ATTUALITA', Economia & Lavoro, INDUSTRIA
di Cinzia Timpano  
il 07/07/2026

Sciopero alla Cogne Acciai Speciali, «la fabbrica è ferma»

Circa 200 lavoratori si sono ritrovati questa mattina al presidio sotto la palazzina della direzione aziendale, lato via Paravera

Sciopero Cogne Acciai Speciali, «la fabbrica è ferma».

Circa 200 lavoratori si sono ritrovati stamattina al presidio sotto la sede della direzione dell’azienda.

«La fabbrica è ferma. Mi sembra un segnale importante».

Lorenzo Graziola, segretario Fiom VdA

Il segretario regionale della Fiom Valle Fabrizio Graziola si è rivolto così ai circa 200 lavoratori che dalle 9 di stamattina animano il presidio davanti all’ingresso della direzione, lato via Paravera, annunciando l’adesione massiccia allo sciopero.
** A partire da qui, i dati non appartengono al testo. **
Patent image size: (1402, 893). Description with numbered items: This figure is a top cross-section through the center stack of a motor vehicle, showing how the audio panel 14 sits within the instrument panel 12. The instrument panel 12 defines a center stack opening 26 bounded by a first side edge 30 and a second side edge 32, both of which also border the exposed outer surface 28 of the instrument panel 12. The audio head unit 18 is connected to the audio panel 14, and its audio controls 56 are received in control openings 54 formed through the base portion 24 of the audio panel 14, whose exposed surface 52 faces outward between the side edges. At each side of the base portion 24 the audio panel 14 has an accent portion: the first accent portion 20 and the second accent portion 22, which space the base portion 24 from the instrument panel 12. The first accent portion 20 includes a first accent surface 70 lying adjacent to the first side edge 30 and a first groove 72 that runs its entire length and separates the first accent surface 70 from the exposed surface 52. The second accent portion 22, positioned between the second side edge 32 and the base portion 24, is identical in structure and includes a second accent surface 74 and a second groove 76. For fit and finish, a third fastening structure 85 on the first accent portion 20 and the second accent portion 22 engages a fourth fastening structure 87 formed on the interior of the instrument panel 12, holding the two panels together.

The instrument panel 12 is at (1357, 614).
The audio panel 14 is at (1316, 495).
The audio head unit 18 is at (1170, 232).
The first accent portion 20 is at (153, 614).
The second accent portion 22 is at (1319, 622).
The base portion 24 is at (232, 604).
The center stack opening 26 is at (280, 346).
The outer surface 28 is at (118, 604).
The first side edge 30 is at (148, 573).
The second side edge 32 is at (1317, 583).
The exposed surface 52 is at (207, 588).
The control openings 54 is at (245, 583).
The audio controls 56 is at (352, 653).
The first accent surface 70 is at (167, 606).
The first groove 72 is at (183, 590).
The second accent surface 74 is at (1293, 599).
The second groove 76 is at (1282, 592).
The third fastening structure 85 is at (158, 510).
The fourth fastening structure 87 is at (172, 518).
Gli operai si sono fatti sentire, accogliendo tra fischi e applausi (e qualche insulto) la notizia circa la ‘ferma’ della produzione.

L’integrativo non si tocca, più rispetto per gli operai

Paolo Benzi, direttivo Fiom Valle d’Aosta

Bandiere, slogan, fischietti e Paolo Benzi, del direttivo Fiom che armato di megafono arringa gli operai al grido de «l’integrativo non si tocca» e «più rispetto per gli operai».

Il segretario della Fiom Cgil ha parlato di operai e lavoratori, «circa 1.500 persone, compresi coloro che si occupano di logistica, pulizie, mensa ecc…» e di un futuro incerto «per 1500 famiglie che è un problema di tutta la comunità valdostana».

«La politica non ha fatto abbastanza»

«La crisi aziendale e industriale che interessa il comparto siderurgico di tutta Europa, qui può diventare sociale e la politica non ha fatto abbastanza» ha detto Graziola.

Graziola ha parlato di una situazione esplosiva dove dialogo e concertazione sono scomparsi, dove le contestazioni disciplinari sono all’ordine del giorno e dopo si è arrivati a licenziare per un singolo errore nelle lavorazioni.

Ha anche puntato il dito contro le condizioni al limite della sicurezza e il caldo inaccettabile nei reparti.

«L’integrativo è vecchio di 30 anni ma è frutto delle battaglie per migliorare il contratto nazionale. Dall’annuncio di disdetta unilaterale si può trattare? Sì – ha risposto – abbiamo 90 giorni di tempo, dovremo arrivare a una soluzione entro il 30 settembre e sarete voi a votare il nuovo integrativo» ha rassicurato Graziola.

Le prossime tappe

Graziola ha annunciato l’incontro con l’assessore Bertschy giovedì 9 luglio, l’inizio della trattativa sul rinnovo del contratto integrativo lunedì 13 e l’approdo del tema spinoso al Ministero, nell’incontro fissato per martedì 21 luglio.